Beberapa waktu lalu, terdapat peristiwa seorang siswa SMP yang hilang di Bukit Piramid. Sampai saat ini, siswa tersebut belum juga ditemukan padahal pencarian sudah dilakukan sejak 30 Mei 2019. Beberapa isu pun muncul terkait kasus tersebut, seperti dimakan binatang buas hingga disembunyikan makhluk halus.  Namun, isu itu tentu saja hoax belaka.

Menurut Harley B. Sastha, seorang penggiat alam terbuka dan anggota Tim Jelajah 54 Taman Nasional Indonesia, ada banyak kemungkinan ketika seorang pendaki mengalami peristiwa hilang di gunung. Antara lain seperti tersesat, disorientasi medan, sampai hipotermia dengan tingkatan hingga seperti orang kesurupan. Penurunan suhu tubuh tersebut dapat mengakibatkan tubuh menggigil kencang, mulai berdelusi hingga hilang kesadaran.

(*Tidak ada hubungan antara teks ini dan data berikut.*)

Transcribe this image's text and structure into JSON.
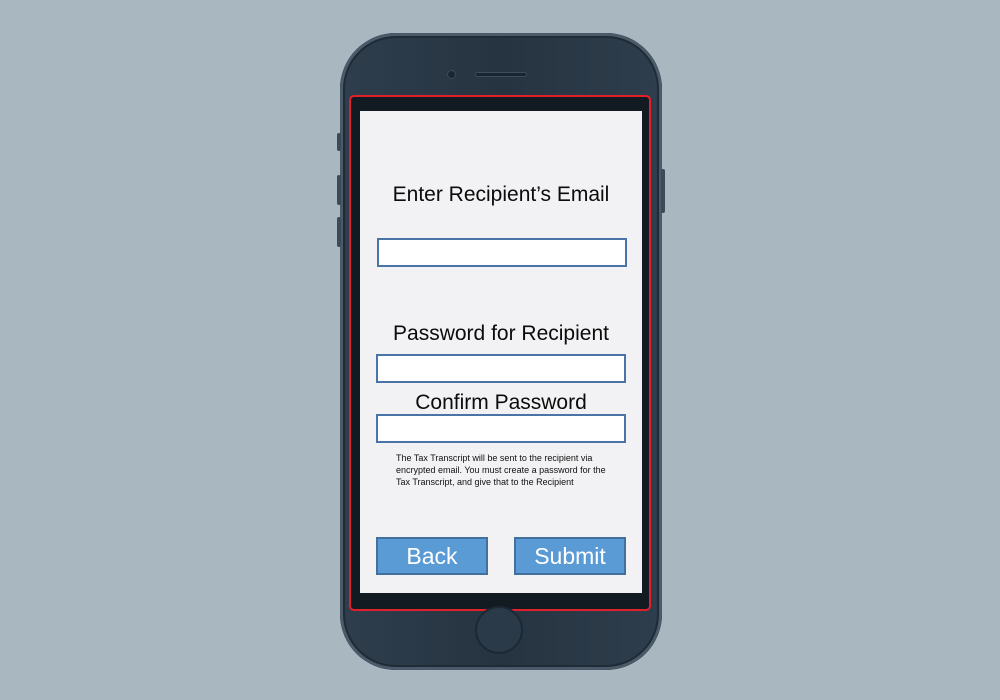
{
  "form": {
    "email_label": "Enter Recipient’s Email",
    "email_value": "",
    "password_label": "Password for Recipient",
    "password_value": "",
    "confirm_label": "Confirm Password",
    "confirm_value": "",
    "note": "The Tax Transcript will be sent to the recipient via encrypted email. You must create a password for the Tax Transcript, and give that to the Recipient"
  },
  "actions": {
    "back_label": "Back",
    "submit_label": "Submit"
  },
  "colors": {
    "background": "#a9b7c1",
    "phone_body": "#263442",
    "screen_border": "#e2202a",
    "screen_bg": "#f2f1f3",
    "field_border": "#4a74a8",
    "button_fill": "#5b9bd5",
    "button_border": "#41719c"
  }
}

Apalagi, jika terjadi cuaca buruk atau berkabut ketika masih berada di gunung. “Memang kita mesti hati-hati banget kalau kabut, harus bisa saling jaga lah, terutama di jalur-jalur tipis, kalau kabut atau jatuh kan nggak kelihatan. Persiapannya mesti baik, harus tahu situasi, cuaca, bukan berarti karena pendek dianggap remeh,” ujarnya.

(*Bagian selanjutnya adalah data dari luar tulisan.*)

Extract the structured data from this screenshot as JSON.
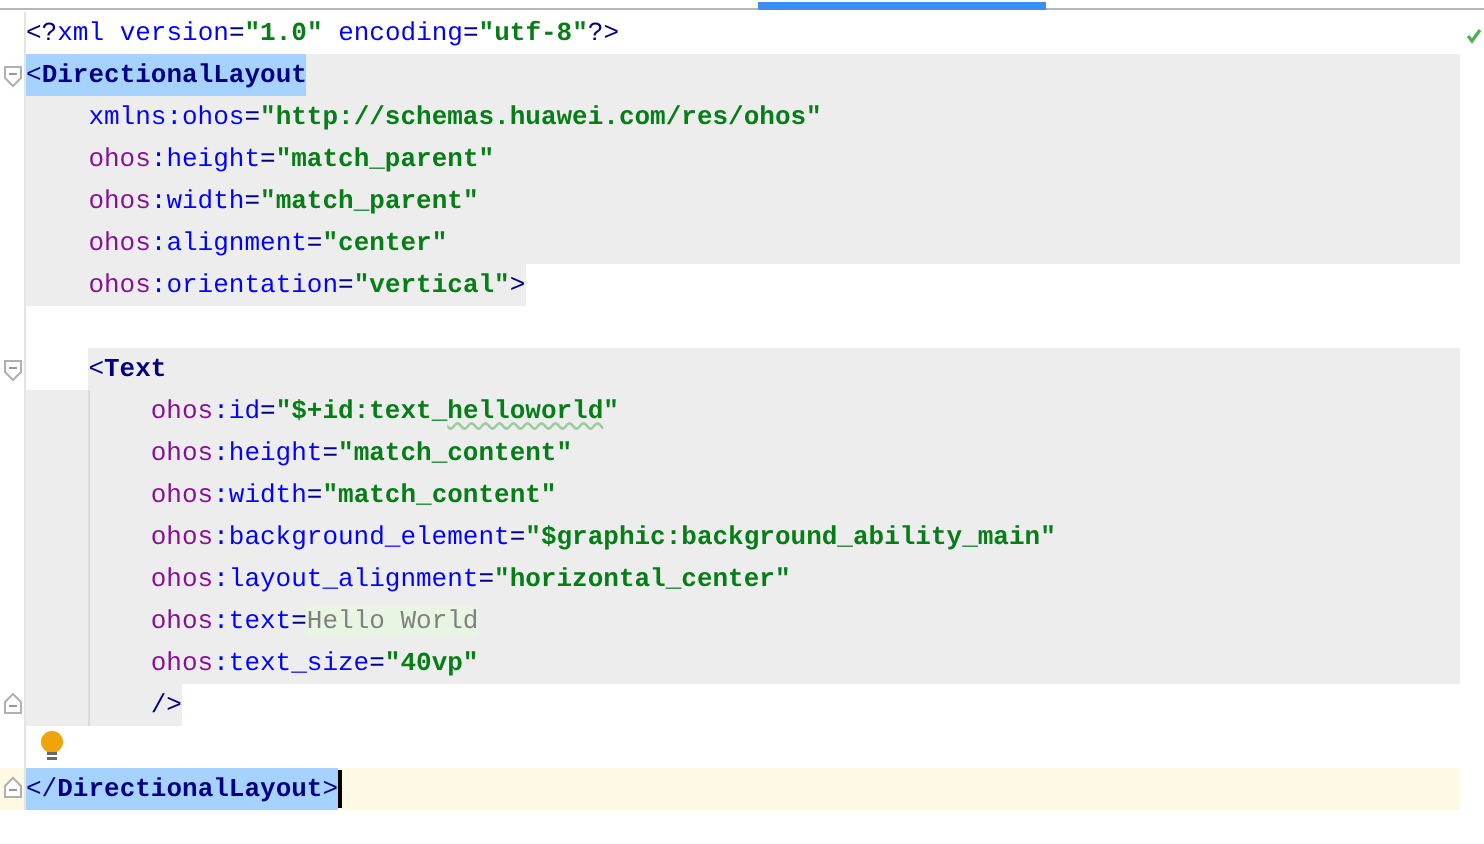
{
  "editor": {
    "tab_indicator": true,
    "status_ok": true,
    "lines": [
      {
        "kind": "code",
        "tokens": [
          {
            "t": "<?",
            "kind": "punct"
          },
          {
            "t": "xml",
            "kind": "keyword"
          },
          {
            "t": " version",
            "kind": "keyword"
          },
          {
            "t": "=",
            "kind": "punct"
          },
          {
            "t": "\"1.0\"",
            "kind": "value"
          },
          {
            "t": " encoding",
            "kind": "keyword"
          },
          {
            "t": "=",
            "kind": "punct"
          },
          {
            "t": "\"utf-8\"",
            "kind": "value"
          },
          {
            "t": "?>",
            "kind": "punct"
          }
        ],
        "highlighted": false
      },
      {
        "kind": "code",
        "tokens": [
          {
            "t": "<",
            "kind": "punct"
          },
          {
            "t": "DirectionalLayout",
            "kind": "tag"
          }
        ],
        "highlighted": true,
        "range_start": true,
        "selected": true,
        "fold_start": true,
        "children": [
          {
            "kind": "code",
            "tokens": [
              {
                "t": "xmlns:ohos",
                "kind": "keyword"
              },
              {
                "t": "=",
                "kind": "punct"
              },
              {
                "t": "\"http://schemas.huawei.com/res/ohos\"",
                "kind": "value"
              }
            ],
            "highlighted": true
          },
          {
            "kind": "code",
            "tokens": [
              {
                "t": "ohos",
                "kind": "ns"
              },
              {
                "t": ":height",
                "kind": "keyword"
              },
              {
                "t": "=",
                "kind": "punct"
              },
              {
                "t": "\"match_parent\"",
                "kind": "value"
              }
            ],
            "highlighted": true
          },
          {
            "kind": "code",
            "tokens": [
              {
                "t": "ohos",
                "kind": "ns"
              },
              {
                "t": ":width",
                "kind": "keyword"
              },
              {
                "t": "=",
                "kind": "punct"
              },
              {
                "t": "\"match_parent\"",
                "kind": "value"
              }
            ],
            "highlighted": true
          },
          {
            "kind": "code",
            "tokens": [
              {
                "t": "ohos",
                "kind": "ns"
              },
              {
                "t": ":alignment",
                "kind": "keyword"
              },
              {
                "t": "=",
                "kind": "punct"
              },
              {
                "t": "\"center\"",
                "kind": "value"
              }
            ],
            "highlighted": true
          },
          {
            "kind": "code",
            "tokens": [
              {
                "t": "ohos",
                "kind": "ns"
              },
              {
                "t": ":orientation",
                "kind": "keyword"
              },
              {
                "t": "=",
                "kind": "punct"
              },
              {
                "t": "\"vertical\"",
                "kind": "value"
              },
              {
                "t": ">",
                "kind": "punct"
              }
            ],
            "highlighted": true,
            "range_end": true
          },
          {
            "kind": "blank"
          },
          {
            "kind": "code",
            "tokens": [
              {
                "t": "<",
                "kind": "punct"
              },
              {
                "t": "Text",
                "kind": "tag"
              }
            ],
            "highlighted": true,
            "range_start": true,
            "fold_start": true,
            "children": [
              {
                "kind": "code",
                "tokens": [
                  {
                    "t": "ohos",
                    "kind": "ns"
                  },
                  {
                    "t": ":id",
                    "kind": "keyword"
                  },
                  {
                    "t": "=",
                    "kind": "punct"
                  },
                  {
                    "t": "\"$+id:text_",
                    "kind": "value"
                  },
                  {
                    "t": "helloworld",
                    "kind": "value",
                    "typo": true
                  },
                  {
                    "t": "\"",
                    "kind": "value"
                  }
                ],
                "highlighted": true
              },
              {
                "kind": "code",
                "tokens": [
                  {
                    "t": "ohos",
                    "kind": "ns"
                  },
                  {
                    "t": ":height",
                    "kind": "keyword"
                  },
                  {
                    "t": "=",
                    "kind": "punct"
                  },
                  {
                    "t": "\"match_content\"",
                    "kind": "value"
                  }
                ],
                "highlighted": true
              },
              {
                "kind": "code",
                "tokens": [
                  {
                    "t": "ohos",
                    "kind": "ns"
                  },
                  {
                    "t": ":width",
                    "kind": "keyword"
                  },
                  {
                    "t": "=",
                    "kind": "punct"
                  },
                  {
                    "t": "\"match_content\"",
                    "kind": "value"
                  }
                ],
                "highlighted": true
              },
              {
                "kind": "code",
                "tokens": [
                  {
                    "t": "ohos",
                    "kind": "ns"
                  },
                  {
                    "t": ":background_element",
                    "kind": "keyword"
                  },
                  {
                    "t": "=",
                    "kind": "punct"
                  },
                  {
                    "t": "\"$graphic:background_ability_main\"",
                    "kind": "value"
                  }
                ],
                "highlighted": true
              },
              {
                "kind": "code",
                "tokens": [
                  {
                    "t": "ohos",
                    "kind": "ns"
                  },
                  {
                    "t": ":layout_alignment",
                    "kind": "keyword"
                  },
                  {
                    "t": "=",
                    "kind": "punct"
                  },
                  {
                    "t": "\"horizontal_center\"",
                    "kind": "value"
                  }
                ],
                "highlighted": true
              },
              {
                "kind": "code",
                "tokens": [
                  {
                    "t": "ohos",
                    "kind": "ns"
                  },
                  {
                    "t": ":text",
                    "kind": "keyword"
                  },
                  {
                    "t": "=",
                    "kind": "punct"
                  },
                  {
                    "t": "Hello World",
                    "kind": "raw"
                  }
                ],
                "highlighted": true
              },
              {
                "kind": "code",
                "tokens": [
                  {
                    "t": "ohos",
                    "kind": "ns"
                  },
                  {
                    "t": ":text_size",
                    "kind": "keyword"
                  },
                  {
                    "t": "=",
                    "kind": "punct"
                  },
                  {
                    "t": "\"40vp\"",
                    "kind": "value"
                  }
                ],
                "highlighted": true
              },
              {
                "kind": "code",
                "tokens": [
                  {
                    "t": "/>",
                    "kind": "punct"
                  }
                ],
                "highlighted": true,
                "range_end": true,
                "fold_end": true
              }
            ]
          },
          {
            "kind": "blank",
            "bulb": true
          }
        ]
      },
      {
        "kind": "code",
        "tokens": [
          {
            "t": "</",
            "kind": "punct"
          },
          {
            "t": "DirectionalLayout",
            "kind": "tag"
          },
          {
            "t": ">",
            "kind": "punct"
          }
        ],
        "highlighted": false,
        "selected": true,
        "caret": true,
        "current": true,
        "fold_end": true
      }
    ]
  }
}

Selain kasus ini, terdapat beberapa kejadian pendaki yang hilang di gunung. Seperti Alvi Kurniawan yang hilang di Gunung Lawu pada 1 Januari 2019 lalu. Kemudian, Faiqus Syamsi yang hilang di Gunung Arjuno pada 18 Desember 2018 dan jasad kerangkanya baru ditemukan pada 5 April 2019. Serta Indra Wijaya, yang hilang pada bulan Mei lalu namun setelah lima hari lamanya ditemukan oleh warga dalam kondisi lemah dan kurus.

 

Duh heboers, apapun yang terjadi semoga para pendaki yang hilang itu segera ditemukan, ya!